Эту реплику подал Льюис Старлинг, один из студентов Багинстока, специализирующихся на СМИ, неоперившийся постгуманист. Цицерон уже выступал научным руководителем курсовой работы этого паренька, неуклюже пестревшей профессиональным жаргоном: поисковые машины, тесты Тьюринга, зомбирование, пагубное влияние. Сейчас Старлинг произнес слово “фрейдизм” с откровенным презрением, намекая на то, что наставник скатывается в своих критических рассуждениях на банальности. При желании Цицерон мог бы пойти окольными путями, через Хайдеггера или Грамши, и хорошенько его проучить. Но сейчас ему не хотелось ни сводить личные счеты, ни тратить время попусту. Поэтому он лишь сказал:
– Безусловно, Фрейд был крайне заинтересованным лицом во всем, что касалось предков. Да и какой теоретик из тех, кто изучает “аффект”, назовем это так, – остался бы в стороне? Не забывайте о теле. Любой мыслитель, если бы всерьез взялся за толкование, пришел бы к точно таким же выводам: мы стремимся разделаться с теми, кто нас сделал. Что-то в таком роде: “Мама с папой: критическая установка”. Вопрос в другом: остановимся ли мы на этом?
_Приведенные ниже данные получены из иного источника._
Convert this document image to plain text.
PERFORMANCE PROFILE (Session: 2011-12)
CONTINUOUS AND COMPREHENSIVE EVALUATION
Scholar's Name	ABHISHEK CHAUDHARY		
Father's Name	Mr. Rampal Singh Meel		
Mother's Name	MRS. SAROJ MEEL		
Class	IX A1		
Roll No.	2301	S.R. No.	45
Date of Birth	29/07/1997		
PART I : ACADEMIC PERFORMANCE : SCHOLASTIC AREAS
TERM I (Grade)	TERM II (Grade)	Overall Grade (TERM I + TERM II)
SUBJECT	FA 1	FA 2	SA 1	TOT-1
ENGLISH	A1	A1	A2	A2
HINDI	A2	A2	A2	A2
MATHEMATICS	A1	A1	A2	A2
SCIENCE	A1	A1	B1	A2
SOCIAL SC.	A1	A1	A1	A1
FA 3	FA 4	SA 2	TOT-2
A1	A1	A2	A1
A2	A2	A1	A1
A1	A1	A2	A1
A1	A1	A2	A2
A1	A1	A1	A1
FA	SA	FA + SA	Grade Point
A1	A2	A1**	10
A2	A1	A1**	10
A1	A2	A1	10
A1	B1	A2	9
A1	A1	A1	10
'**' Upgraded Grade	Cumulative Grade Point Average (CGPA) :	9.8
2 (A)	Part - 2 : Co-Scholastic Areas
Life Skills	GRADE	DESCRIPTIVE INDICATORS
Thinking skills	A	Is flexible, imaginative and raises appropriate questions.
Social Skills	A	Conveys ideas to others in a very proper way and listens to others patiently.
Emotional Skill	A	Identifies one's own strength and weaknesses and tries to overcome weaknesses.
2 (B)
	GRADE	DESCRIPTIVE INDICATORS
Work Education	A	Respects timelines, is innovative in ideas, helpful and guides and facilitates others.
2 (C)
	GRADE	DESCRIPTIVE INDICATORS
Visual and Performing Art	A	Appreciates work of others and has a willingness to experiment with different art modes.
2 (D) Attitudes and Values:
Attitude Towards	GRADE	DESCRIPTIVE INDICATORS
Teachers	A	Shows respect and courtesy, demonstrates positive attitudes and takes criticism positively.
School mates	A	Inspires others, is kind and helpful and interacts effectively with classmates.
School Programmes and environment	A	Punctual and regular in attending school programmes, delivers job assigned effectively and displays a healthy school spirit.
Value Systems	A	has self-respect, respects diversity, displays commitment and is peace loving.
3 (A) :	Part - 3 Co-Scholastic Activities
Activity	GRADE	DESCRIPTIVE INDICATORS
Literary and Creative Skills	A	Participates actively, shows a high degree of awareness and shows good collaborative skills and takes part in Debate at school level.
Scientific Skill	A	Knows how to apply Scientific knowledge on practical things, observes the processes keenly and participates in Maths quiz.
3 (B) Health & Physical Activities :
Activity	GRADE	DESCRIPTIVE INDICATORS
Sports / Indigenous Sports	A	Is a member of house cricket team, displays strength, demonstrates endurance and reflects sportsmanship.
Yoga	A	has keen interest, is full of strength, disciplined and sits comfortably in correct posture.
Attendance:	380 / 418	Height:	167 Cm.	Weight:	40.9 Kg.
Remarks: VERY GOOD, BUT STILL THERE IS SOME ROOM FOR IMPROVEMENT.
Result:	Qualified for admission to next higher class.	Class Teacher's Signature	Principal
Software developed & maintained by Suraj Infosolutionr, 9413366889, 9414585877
– Что-то я не понимаю, о чем мы вообще будем говорить.
Это изрек мистер “Скажите мне, что нужно делать, чтобы получить высший балл на этом семинаре” – так Цицерон окрестил юного педанта, не потрудившись запомнить его настоящие имя и фамилию. Но сейчас как раз характерная просьба этого паренька об упрощении задачи пришлась очень кстати: Цицерон и сам пока не был доволен тем, как ее сформулировал. Ему нужно было пресечь всякие увертки и с их стороны, и со своей собственной.
– Послушайте, мальчики и девочки, юные взрослые, мы тут будем говорить ровно о том же, о чем уже давно говорим, и разговор этот никогда не завершится. А именно – мы пытаемся вызволить свой ум из плена повсеместных заблуждений, более известных под названием повседневной жизни. Отложите в сторону ручки, перестаньте конспектировать мои слова. Давайте-ка поговорим о ваших матерях, засранцы.
Вот так. Обычно Цицерон позволял себе грубые словечки – хотя бы одно. Послышались смешки – значит, такая вольность ему прощалась. Но теперь он в два счета наверстает упущенное.
– Давайте вспомним термин Кристофера Болласа “непродуманное известное” – так он обозначил те явления, которые мы отказываемся четко формулировать именно потому, что они находятся чрезмерно близко и сопровождают нас постоянно. Расскажите сейчас о чем-то таком, что вам известно о своей матери, но о чем вы еще никогда не говорили вслух. Вовсе не обязательно что-то шокирующее. Мистер Старлинг, не желаете ли первым взять слово?